China slashed key interest rates on Friday, the latest in a string of measures aimed at boosting its economy.
The People’s Bank of China cut its key lending and deposit rates by 0.25 percentage points. The one-year lending rate is now 4.35% and the deposit rate is 1.5%.
The central bank also said it would require large banks to keep less cash in reserve, a move that should boost activity by making it easier and cheaper for the banks to lend money.
This is the sixth time in the past year that China has cut rates. The moves underscore the central bank’s concerns about the economy.
“This is a controlled easing cycle that underlines how China’s policymakers, unlike many of their peers elsewhere, still have room for policy maneuver,” wrote Mark Williams of Capital Economics.
Beijing reported third quarter GDP growth of 6.9% on Monday, the slowest rate since 2009. A stock market crash in recent months has only added to worries.

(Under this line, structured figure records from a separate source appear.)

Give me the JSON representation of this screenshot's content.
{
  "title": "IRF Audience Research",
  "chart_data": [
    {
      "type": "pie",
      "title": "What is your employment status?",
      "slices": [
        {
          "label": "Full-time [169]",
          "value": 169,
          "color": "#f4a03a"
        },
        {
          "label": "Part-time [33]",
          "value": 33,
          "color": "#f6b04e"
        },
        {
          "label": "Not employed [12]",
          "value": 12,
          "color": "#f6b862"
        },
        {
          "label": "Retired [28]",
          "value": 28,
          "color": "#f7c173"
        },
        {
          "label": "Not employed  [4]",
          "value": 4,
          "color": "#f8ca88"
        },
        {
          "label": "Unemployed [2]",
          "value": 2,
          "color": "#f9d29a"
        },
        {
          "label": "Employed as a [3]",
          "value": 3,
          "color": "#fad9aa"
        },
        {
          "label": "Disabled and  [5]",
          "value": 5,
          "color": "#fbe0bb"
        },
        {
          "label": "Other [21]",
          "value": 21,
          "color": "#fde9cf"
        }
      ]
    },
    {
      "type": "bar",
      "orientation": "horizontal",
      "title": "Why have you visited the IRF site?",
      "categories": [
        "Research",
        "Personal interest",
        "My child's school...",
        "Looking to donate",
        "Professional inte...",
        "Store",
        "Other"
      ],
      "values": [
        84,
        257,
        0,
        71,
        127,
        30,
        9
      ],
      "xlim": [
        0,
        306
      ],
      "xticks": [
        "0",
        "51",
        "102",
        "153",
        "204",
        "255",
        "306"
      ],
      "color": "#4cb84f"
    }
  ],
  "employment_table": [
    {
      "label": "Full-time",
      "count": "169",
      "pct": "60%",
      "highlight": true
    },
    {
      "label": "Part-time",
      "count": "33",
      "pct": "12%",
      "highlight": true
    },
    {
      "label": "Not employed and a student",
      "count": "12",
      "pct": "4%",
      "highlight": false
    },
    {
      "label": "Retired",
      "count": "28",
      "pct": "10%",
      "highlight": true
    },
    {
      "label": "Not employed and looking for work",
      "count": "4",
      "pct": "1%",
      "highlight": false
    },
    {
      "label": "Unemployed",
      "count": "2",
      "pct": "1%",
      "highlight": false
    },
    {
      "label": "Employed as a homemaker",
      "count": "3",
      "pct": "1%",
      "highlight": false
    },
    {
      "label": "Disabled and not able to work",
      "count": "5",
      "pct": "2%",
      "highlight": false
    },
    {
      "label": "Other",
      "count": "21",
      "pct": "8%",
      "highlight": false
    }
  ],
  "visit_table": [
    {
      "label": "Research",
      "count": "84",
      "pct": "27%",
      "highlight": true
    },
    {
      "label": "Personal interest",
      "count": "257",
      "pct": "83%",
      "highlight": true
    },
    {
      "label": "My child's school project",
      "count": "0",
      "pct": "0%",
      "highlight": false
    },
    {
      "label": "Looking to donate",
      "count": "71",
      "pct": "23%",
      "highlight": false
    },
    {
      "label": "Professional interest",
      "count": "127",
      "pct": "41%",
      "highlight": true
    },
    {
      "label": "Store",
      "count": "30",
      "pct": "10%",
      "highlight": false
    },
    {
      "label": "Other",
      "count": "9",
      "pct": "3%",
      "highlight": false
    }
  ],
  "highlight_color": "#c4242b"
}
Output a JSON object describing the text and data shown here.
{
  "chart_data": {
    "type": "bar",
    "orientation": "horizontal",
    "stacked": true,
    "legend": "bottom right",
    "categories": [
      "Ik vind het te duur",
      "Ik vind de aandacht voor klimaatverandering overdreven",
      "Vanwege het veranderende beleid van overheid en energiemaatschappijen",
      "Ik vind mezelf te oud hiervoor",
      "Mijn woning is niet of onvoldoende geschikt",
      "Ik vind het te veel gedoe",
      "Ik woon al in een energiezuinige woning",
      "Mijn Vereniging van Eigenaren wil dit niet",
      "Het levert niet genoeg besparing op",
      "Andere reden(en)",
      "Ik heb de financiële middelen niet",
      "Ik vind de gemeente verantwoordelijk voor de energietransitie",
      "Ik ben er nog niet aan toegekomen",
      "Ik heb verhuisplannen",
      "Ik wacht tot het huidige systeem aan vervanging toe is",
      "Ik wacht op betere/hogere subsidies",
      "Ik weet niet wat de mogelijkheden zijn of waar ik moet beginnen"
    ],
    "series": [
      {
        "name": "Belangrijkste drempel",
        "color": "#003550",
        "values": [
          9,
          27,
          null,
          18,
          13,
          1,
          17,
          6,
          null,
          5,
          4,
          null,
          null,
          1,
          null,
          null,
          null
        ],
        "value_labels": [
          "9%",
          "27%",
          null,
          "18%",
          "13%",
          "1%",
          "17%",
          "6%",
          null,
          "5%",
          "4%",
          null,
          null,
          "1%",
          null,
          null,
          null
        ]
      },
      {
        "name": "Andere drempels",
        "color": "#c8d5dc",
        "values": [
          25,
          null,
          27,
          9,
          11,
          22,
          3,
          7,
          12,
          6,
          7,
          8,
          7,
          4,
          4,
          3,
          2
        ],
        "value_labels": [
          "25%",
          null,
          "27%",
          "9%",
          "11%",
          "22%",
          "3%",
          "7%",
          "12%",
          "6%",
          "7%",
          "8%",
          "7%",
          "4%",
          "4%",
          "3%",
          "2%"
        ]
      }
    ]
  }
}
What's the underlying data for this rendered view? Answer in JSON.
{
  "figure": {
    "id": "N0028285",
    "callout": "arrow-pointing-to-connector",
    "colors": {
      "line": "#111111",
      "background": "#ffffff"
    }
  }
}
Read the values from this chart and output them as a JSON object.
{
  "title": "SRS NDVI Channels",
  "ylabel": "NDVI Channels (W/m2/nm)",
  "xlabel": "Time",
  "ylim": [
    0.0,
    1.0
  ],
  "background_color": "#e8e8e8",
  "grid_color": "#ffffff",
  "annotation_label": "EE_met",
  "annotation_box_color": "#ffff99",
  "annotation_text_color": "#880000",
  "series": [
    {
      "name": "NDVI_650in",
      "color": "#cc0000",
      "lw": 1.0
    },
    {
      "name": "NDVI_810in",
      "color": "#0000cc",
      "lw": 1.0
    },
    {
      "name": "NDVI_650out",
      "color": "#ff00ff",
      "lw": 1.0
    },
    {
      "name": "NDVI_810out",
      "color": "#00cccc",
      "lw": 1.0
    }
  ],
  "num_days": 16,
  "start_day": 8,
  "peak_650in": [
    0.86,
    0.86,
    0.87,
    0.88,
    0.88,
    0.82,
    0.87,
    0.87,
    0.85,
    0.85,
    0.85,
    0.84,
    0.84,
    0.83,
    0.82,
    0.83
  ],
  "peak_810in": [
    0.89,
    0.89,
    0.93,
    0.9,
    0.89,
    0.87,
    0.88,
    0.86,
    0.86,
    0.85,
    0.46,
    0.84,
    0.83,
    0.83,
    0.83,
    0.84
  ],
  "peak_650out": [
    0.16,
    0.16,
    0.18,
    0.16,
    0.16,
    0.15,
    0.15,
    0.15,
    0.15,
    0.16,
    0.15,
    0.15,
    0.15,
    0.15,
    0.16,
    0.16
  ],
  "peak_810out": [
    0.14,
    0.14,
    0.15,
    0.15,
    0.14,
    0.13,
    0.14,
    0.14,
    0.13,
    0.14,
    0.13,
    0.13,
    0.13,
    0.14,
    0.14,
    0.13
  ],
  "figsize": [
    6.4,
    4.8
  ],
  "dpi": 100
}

China’s Communist Party is scheduled to meet next week, and officials are under pressure to reassure the world about Beijing’s commitment to economic reform and ability to deliver steady growth.
Officials will discuss and approve social and economic plans for the next five years. Experts say setting the road map could go a long way in dialing back concerns at home and abroad.
Beijing is trying to execute reforms designed to shift the country away from relying on building roads, railways and housing to generate growth, to an economy powered by consumer spending.
Chinese President Xi Jinping has acknowledged worries over the slowdown, which has hit global commodity prices and slammed countries that depend on exports to China.
“As an economy closely linked to international markets, China cannot stay immune to the lackluster performance of the global economy,” Xi told Reuters in a rare interview. “We do have concerns about the Chinese economy, and we are working hard to address them.”